Man and woman in friendly embrace

Emotions play a very influential role in your sexual experience, in your encounter with prostate cancer, its treatment, and sexual rehabilitation. Not only for you, but also for your partner. To avoid emotions is to leave out a key part of your overall recovery.

Talking about sexual challenges upfront

Research has shown that sharing worries builds closeness and takes away the feeling of being in this situation alone. The more you talk, the easier it will become to have those conversations.

Often times couples who talk about sexual challenges, changes, and worries, find that it puts the subject on the table. Making it something that they can approach as a team. Talking about how your bodies have changed with age and with prostate cancer treatment can lead to discussions about what would help to get back on track. It is normal to have feelings about it.

Why do we sometimes hesitate to communicate?

Often, men don't talk about their vulnerable feelings because they think they should be ‘strong and silent’. Couples sometimes avoid talking about their feelings because they're overwhelmed or trying not to burden one another.
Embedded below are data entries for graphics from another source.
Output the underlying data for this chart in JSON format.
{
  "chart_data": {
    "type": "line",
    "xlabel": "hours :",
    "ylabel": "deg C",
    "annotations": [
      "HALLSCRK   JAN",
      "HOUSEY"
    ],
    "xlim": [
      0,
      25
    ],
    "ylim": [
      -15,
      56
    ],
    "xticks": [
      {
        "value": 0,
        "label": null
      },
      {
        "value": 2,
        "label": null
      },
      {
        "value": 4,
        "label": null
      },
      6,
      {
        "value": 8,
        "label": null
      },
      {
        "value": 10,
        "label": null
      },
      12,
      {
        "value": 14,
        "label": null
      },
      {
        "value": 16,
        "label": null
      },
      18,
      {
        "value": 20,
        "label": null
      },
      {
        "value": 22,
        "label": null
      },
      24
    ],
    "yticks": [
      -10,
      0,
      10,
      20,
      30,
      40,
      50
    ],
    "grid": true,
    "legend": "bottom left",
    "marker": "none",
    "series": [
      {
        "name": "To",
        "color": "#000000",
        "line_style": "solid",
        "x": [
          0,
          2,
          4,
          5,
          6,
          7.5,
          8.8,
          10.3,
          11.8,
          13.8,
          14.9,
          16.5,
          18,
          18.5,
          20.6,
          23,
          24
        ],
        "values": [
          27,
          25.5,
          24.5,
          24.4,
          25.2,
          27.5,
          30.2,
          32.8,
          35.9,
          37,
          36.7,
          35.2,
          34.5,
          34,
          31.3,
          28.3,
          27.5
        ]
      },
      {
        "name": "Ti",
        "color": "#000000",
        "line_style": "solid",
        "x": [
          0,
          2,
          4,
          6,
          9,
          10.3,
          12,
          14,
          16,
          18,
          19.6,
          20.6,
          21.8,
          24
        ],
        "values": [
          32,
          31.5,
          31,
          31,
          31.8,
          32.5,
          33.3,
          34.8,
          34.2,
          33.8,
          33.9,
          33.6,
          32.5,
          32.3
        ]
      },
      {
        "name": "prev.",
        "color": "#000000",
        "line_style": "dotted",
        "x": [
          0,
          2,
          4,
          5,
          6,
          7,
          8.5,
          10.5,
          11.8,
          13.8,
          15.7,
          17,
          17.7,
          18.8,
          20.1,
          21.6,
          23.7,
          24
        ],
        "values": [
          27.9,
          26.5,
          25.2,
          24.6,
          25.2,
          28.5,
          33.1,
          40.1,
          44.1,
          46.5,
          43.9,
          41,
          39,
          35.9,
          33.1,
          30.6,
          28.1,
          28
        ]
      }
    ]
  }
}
However, expressing these feelings can help with the process of grieving. Talk to stay connected. It's important to talk about and 'work through' grief after prostate cancer treatment. If you feel grief but don't talk about it, you may end up feeling worse.

    Not communicating can lead to:

  • Starting to feel distant from each other

  • Losing emotional closeness

  • Decrease in confidence

  • Depression

You may feel like you're letting your partner down. Partners may be unsure about how to help, how to talk about sex, and may feel guilty about their own desire to be sexual. Try to be patient with one another as you get through the process.

It is important to talk about and "work through" grief in each sexual interaction. This can help build positive feelings about sex and make you more likely to continue working on your recovery. Read more about coping with grief following prostate cancer treatment.

Working together as a couple and finding support from trusted friends and family can make the transition easier.

Acknowledge that sexuality has changed for both of you. Express your grief about losing sexuality as you know it, alone and to each other or to others who support you. Remember good feelings about your sexual relationship, and use them as a way to have confidence about the future. Communicate about new sexual needs and roles.